Moro v. State of Oregon

  • Court: Oregon Supreme Court
  • Area(s) of Law: Attorney Fees
  • Date Filed: 12-10-2015
  • Case #: S061452
  • Judge(s)/Court Below: Balmer, C.J. for the Court; Kistler, J.; Walters, J.; Linder, J.; Brewer, J.; Baldwin, J.; & Haselton, J. pro tempore.
  • Full Text Opinion

In complex cases with multiple parties with different requests for attorney’s fees and costs, it is appropriate for the Court to appoint a special master to make findings of fact and recommendations for the reasonable allocation of attorney’s fees and costs for each party.

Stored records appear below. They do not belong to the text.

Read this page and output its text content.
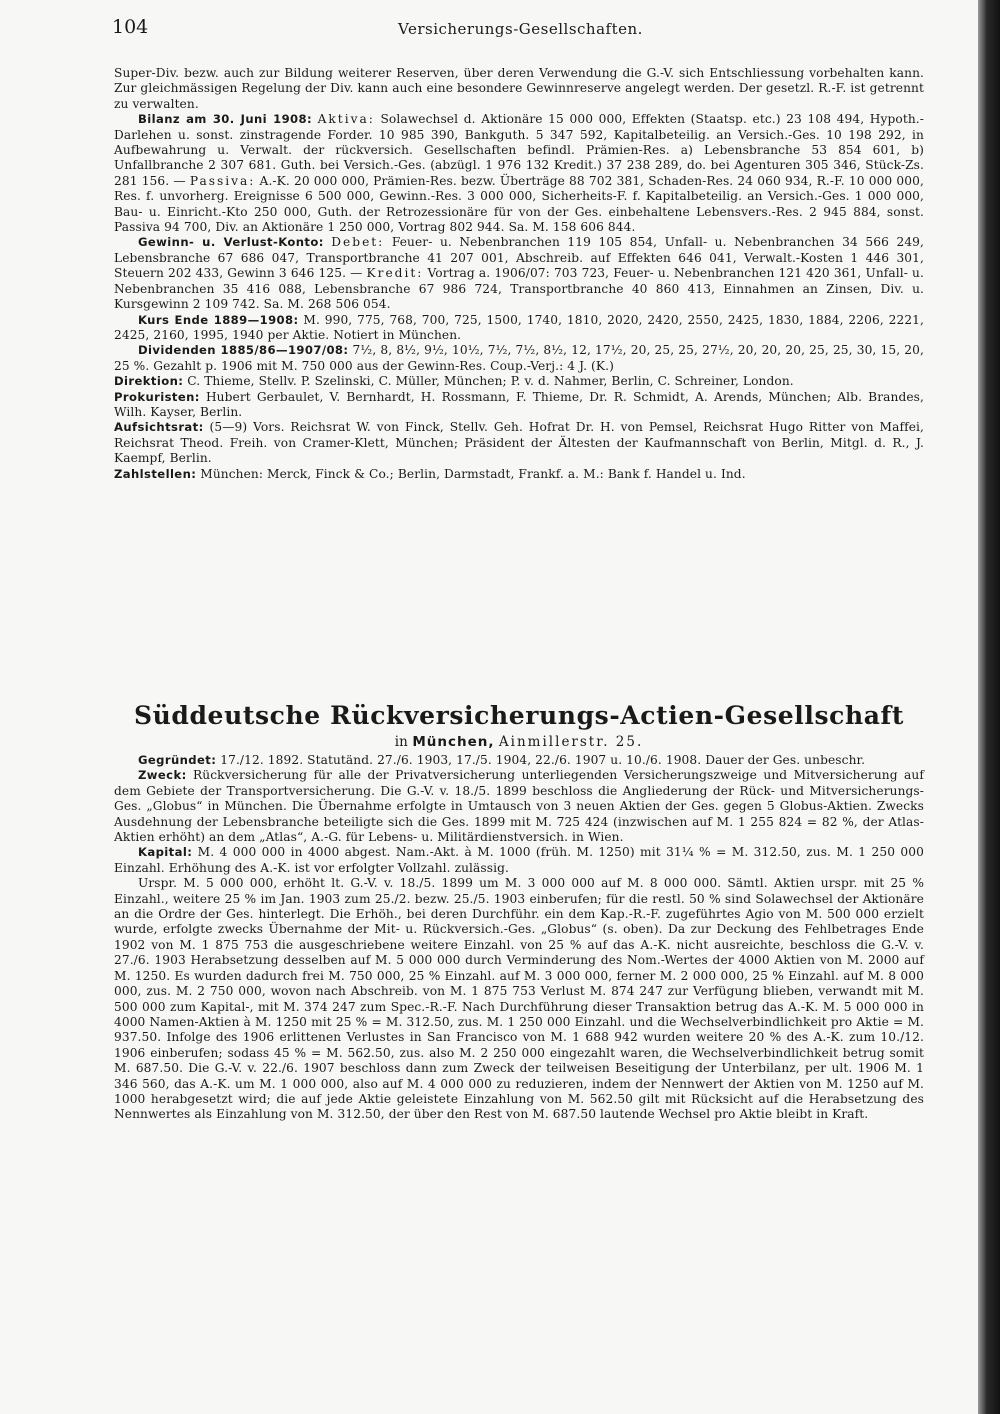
104	Versicherungs-Gesellschaften.

Super-Div. bezw. auch zur Bildung weiterer Reserven, über deren Verwendung die G.-V. sich Entschliessung vorbehalten kann. Zur gleichmässigen Regelung der Div. kann auch eine besondere Gewinnreserve angelegt werden. Der gesetzl. R.-F. ist getrennt zu verwalten.

Bilanz am 30. Juni 1908: Aktiva: Solawechsel d. Aktionäre 15 000 000, Effekten (Staatsp. etc.) 23 108 494, Hypoth.-Darlehen u. sonst. zinstragende Forder. 10 985 390, Bankguth. 5 347 592, Kapitalbeteilig. an Versich.-Ges. 10 198 292, in Aufbewahrung u. Verwalt. der rückversich. Gesellschaften befindl. Prämien-Res. a) Lebensbranche 53 854 601, b) Unfallbranche 2 307 681. Guth. bei Versich.-Ges. (abzügl. 1 976 132 Kredit.) 37 238 289, do. bei Agenturen 305 346, Stück-Zs. 281 156. — Passiva: A.-K. 20 000 000, Prämien-Res. bezw. Überträge 88 702 381, Schaden-Res. 24 060 934, R.-F. 10 000 000, Res. f. unvorherg. Ereignisse 6 500 000, Gewinn.-Res. 3 000 000, Sicherheits-F. f. Kapitalbeteilig. an Versich.-Ges. 1 000 000, Bau- u. Einricht.-Kto 250 000, Guth. der Retrozessionäre für von der Ges. einbehaltene Lebensvers.-Res. 2 945 884, sonst. Passiva 94 700, Div. an Aktionäre 1 250 000, Vortrag 802 944. Sa. M. 158 606 844.

Gewinn- u. Verlust-Konto: Debet: Feuer- u. Nebenbranchen 119 105 854, Unfall- u. Nebenbranchen 34 566 249, Lebensbranche 67 686 047, Transportbranche 41 207 001, Abschreib. auf Effekten 646 041, Verwalt.-Kosten 1 446 301, Steuern 202 433, Gewinn 3 646 125. — Kredit: Vortrag a. 1906/07: 703 723, Feuer- u. Nebenbranchen 121 420 361, Unfall- u. Nebenbranchen 35 416 088, Lebensbranche 67 986 724, Transportbranche 40 860 413, Einnahmen an Zinsen, Div. u. Kursgewinn 2 109 742. Sa. M. 268 506 054.

Kurs Ende 1889—1908: M. 990, 775, 768, 700, 725, 1500, 1740, 1810, 2020, 2420, 2550, 2425, 1830, 1884, 2206, 2221, 2425, 2160, 1995, 1940 per Aktie. Notiert in München.

Dividenden 1885/86—1907/08: 7½, 8, 8½, 9½, 10½, 7½, 7½, 8½, 12, 17½, 20, 25, 25, 27½, 20, 20, 20, 25, 25, 30, 15, 20, 25 %. Gezahlt p. 1906 mit M. 750 000 aus der Gewinn-Res. Coup.-Verj.: 4 J. (K.)

Direktion: C. Thieme, Stellv. P. Szelinski, C. Müller, München; P. v. d. Nahmer, Berlin, C. Schreiner, London.

Prokuristen: Hubert Gerbaulet, V. Bernhardt, H. Rossmann, F. Thieme, Dr. R. Schmidt, A. Arends, München; Alb. Brandes, Wilh. Kayser, Berlin.

Aufsichtsrat: (5—9) Vors. Reichsrat W. von Finck, Stellv. Geh. Hofrat Dr. H. von Pemsel, Reichsrat Hugo Ritter von Maffei, Reichsrat Theod. Freih. von Cramer-Klett, München; Präsident der Ältesten der Kaufmannschaft von Berlin, Mitgl. d. R., J. Kaempf, Berlin.

Zahlstellen: München: Merck, Finck & Co.; Berlin, Darmstadt, Frankf. a. M.: Bank f. Handel u. Ind.

Süddeutsche Rückversicherungs-Actien-Gesellschaft

in München, Ainmillerstr. 25.

Gegründet: 17./12. 1892. Statutänd. 27./6. 1903, 17./5. 1904, 22./6. 1907 u. 10./6. 1908. Dauer der Ges. unbeschr.

Zweck: Rückversicherung für alle der Privatversicherung unterliegenden Versicherungszweige und Mitversicherung auf dem Gebiete der Transportversicherung. Die G.-V. v. 18./5. 1899 beschloss die Angliederung der Rück- und Mitversicherungs-Ges. „Globus“ in München. Die Übernahme erfolgte in Umtausch von 3 neuen Aktien der Ges. gegen 5 Globus-Aktien. Zwecks Ausdehnung der Lebensbranche beteiligte sich die Ges. 1899 mit M. 725 424 (inzwischen auf M. 1 255 824 = 82 %, der Atlas-Aktien erhöht) an dem „Atlas“, A.-G. für Lebens- u. Militärdienstversich. in Wien.

Kapital: M. 4 000 000 in 4000 abgest. Nam.-Akt. à M. 1000 (früh. M. 1250) mit 31¼ % = M. 312.50, zus. M. 1 250 000 Einzahl. Erhöhung des A.-K. ist vor erfolgter Vollzahl. zulässig.

Urspr. M. 5 000 000, erhöht lt. G.-V. v. 18./5. 1899 um M. 3 000 000 auf M. 8 000 000. Sämtl. Aktien urspr. mit 25 % Einzahl., weitere 25 % im Jan. 1903 zum 25./2. bezw. 25./5. 1903 einberufen; für die restl. 50 % sind Solawechsel der Aktionäre an die Ordre der Ges. hinterlegt. Die Erhöh., bei deren Durchführ. ein dem Kap.-R.-F. zugeführtes Agio von M. 500 000 erzielt wurde, erfolgte zwecks Übernahme der Mit- u. Rückversich.-Ges. „Globus“ (s. oben). Da zur Deckung des Fehlbetrages Ende 1902 von M. 1 875 753 die ausgeschriebene weitere Einzahl. von 25 % auf das A.-K. nicht ausreichte, beschloss die G.-V. v. 27./6. 1903 Herabsetzung desselben auf M. 5 000 000 durch Verminderung des Nom.-Wertes der 4000 Aktien von M. 2000 auf M. 1250. Es wurden dadurch frei M. 750 000, 25 % Einzahl. auf M. 3 000 000, ferner M. 2 000 000, 25 % Einzahl. auf M. 8 000 000, zus. M. 2 750 000, wovon nach Abschreib. von M. 1 875 753 Verlust M. 874 247 zur Verfügung blieben, verwandt mit M. 500 000 zum Kapital-, mit M. 374 247 zum Spec.-R.-F. Nach Durchführung dieser Transaktion betrug das A.-K. M. 5 000 000 in 4000 Namen-Aktien à M. 1250 mit 25 % = M. 312.50, zus. M. 1 250 000 Einzahl. und die Wechselverbindlichkeit pro Aktie = M. 937.50. Infolge des 1906 erlittenen Verlustes in San Francisco von M. 1 688 942 wurden weitere 20 % des A.-K. zum 10./12. 1906 einberufen; sodass 45 % = M. 562.50, zus. also M. 2 250 000 eingezahlt waren, die Wechselverbindlichkeit betrug somit M. 687.50. Die G.-V. v. 22./6. 1907 beschloss dann zum Zweck der teilweisen Beseitigung der Unterbilanz, per ult. 1906 M. 1 346 560, das A.-K. um M. 1 000 000, also auf M. 4 000 000 zu reduzieren, indem der Nennwert der Aktien von M. 1250 auf M. 1000 herabgesetzt wird; die auf jede Aktie geleistete Einzahlung von M. 562.50 gilt mit Rücksicht auf die Herabsetzung des Nennwertes als Einzahlung von M. 312.50, der über den Rest von M. 687.50 lautende Wechsel pro Aktie bleibt in Kraft.
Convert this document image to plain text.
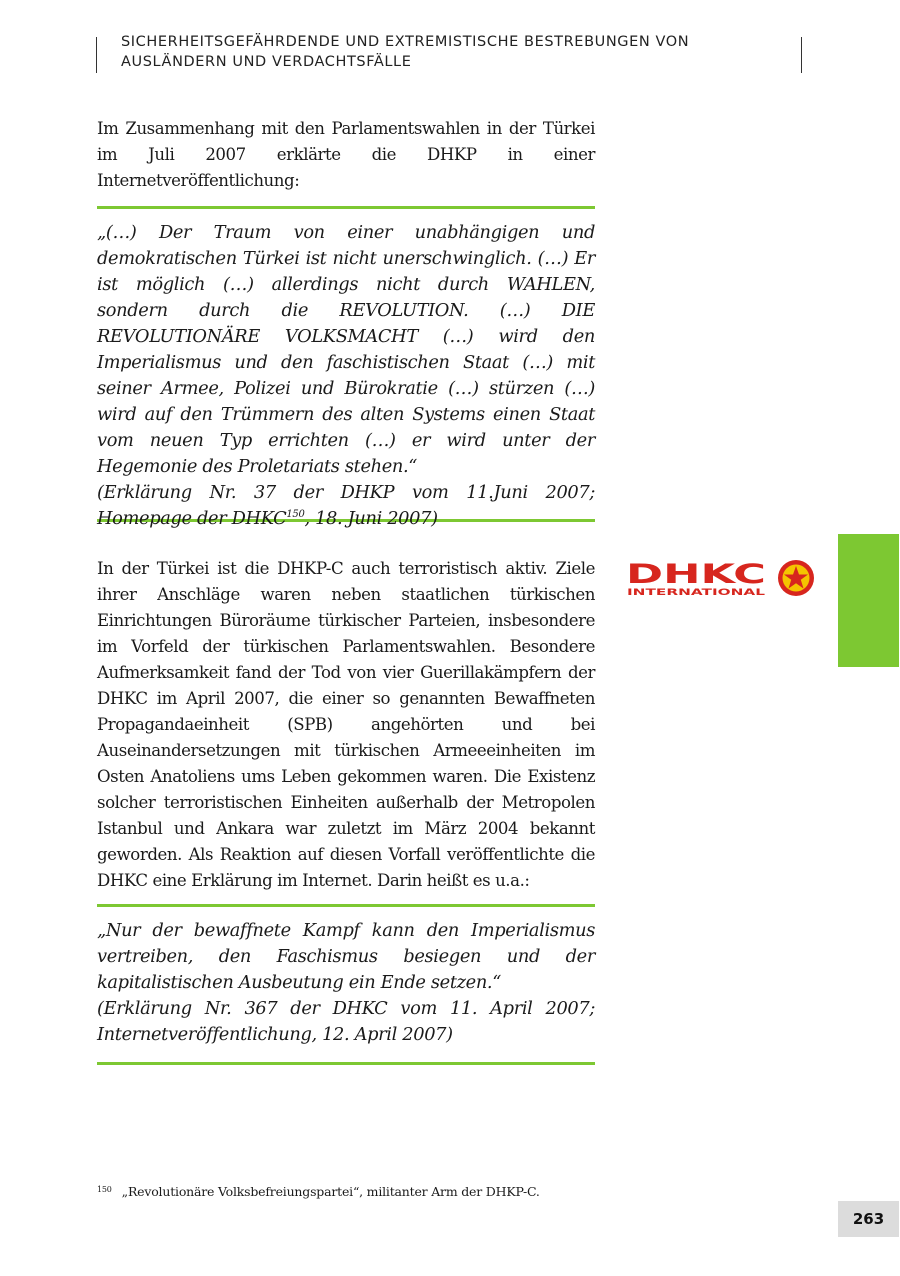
SICHERHEITSGEFÄHRDENDE UND EXTREMISTISCHE BESTREBUNGEN VON
AUSLÄNDERN UND VERDACHTSFÄLLE

Im Zusammenhang mit den Parlamentswahlen in der Türkei im Juli 2007 erklärte die DHKP in einer Internetveröffentlichung:

„(…) Der Traum von einer unabhängigen und demokratischen Türkei ist nicht unerschwinglich. (…) Er ist möglich (…) allerdings nicht durch WAHLEN, sondern durch die REVOLUTION. (…) DIE REVOLUTIONÄRE VOLKSMACHT (…) wird den Imperialismus und den faschistischen Staat (…) mit seiner Armee, Polizei und Bürokratie (…) stürzen (…) wird auf den Trümmern des alten Systems einen Staat vom neuen Typ errichten (…) er wird unter der Hegemonie des Proletariats stehen.“

(Erklärung Nr. 37 der DHKP vom 11.Juni 2007; Homepage der DHKC$^{150}$, 18. Juni 2007)

In der Türkei ist die DHKP-C auch terroristisch aktiv. Ziele ihrer Anschläge waren neben staatlichen türkischen Einrichtungen Büroräume türkischer Parteien, insbesondere im Vorfeld der türkischen Parlamentswahlen. Besondere Aufmerksamkeit fand der Tod von vier Guerillakämpfern der DHKC im April 2007, die einer so genannten Bewaffneten Propagandaeinheit (SPB) angehörten und bei Auseinandersetzungen mit türkischen Armeeeinheiten im Osten Anatoliens ums Leben gekommen waren. Die Existenz solcher terroristischen Einheiten außerhalb der Metropolen Istanbul und Ankara war zuletzt im März 2004 bekannt geworden. Als Reaktion auf diesen Vorfall veröffentlichte die DHKC eine Erklärung im Internet. Darin heißt es u.a.:

„Nur der bewaffnete Kampf kann den Imperialismus vertreiben, den Faschismus besiegen und der kapitalistischen Ausbeutung ein Ende setzen.“

(Erklärung Nr. 367 der DHKC vom 11. April 2007; Internetveröffentlichung, 12. April 2007)

DHKC
INTERNATIONAL
$^{150}$ „Revolutionäre Volksbefreiungspartei“, militanter Arm der DHKP-C.
263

Moro and various other petitioners (collectively, "Petitioners") petitioned for attorney fees and costs incurred while litigating Moro v. State of Oregon, 357 Or 167 (2015). In that case, the Petitioners prevailed in proving that the modifications to the cost of living adjustments (COLA) which affected active members of the the Public Employees Retirement System (PERS) violated the Oregon Constitution’s Contract Clause of Article I, section 2. This Court held that the COLA amendments impaired the members’ contract rights insofar as the amendments applied retrospectively before the effective dates of the amendments. Petitioners and their attorneys argued that their efforts saved PERS members an aggregate of $4 billion and, in so doing, incurred approximately $2.3 million in fees and $66,000 in costs. The parties dispute the total amount and proper allocation of fees and costs. Consequently, because of the number of parties involved and differing amount of fees requested by each party involved, the Court referred the petitions to a special master to preside over the findings of fact and make recommendations for an award of reasonable attorney fees and costs.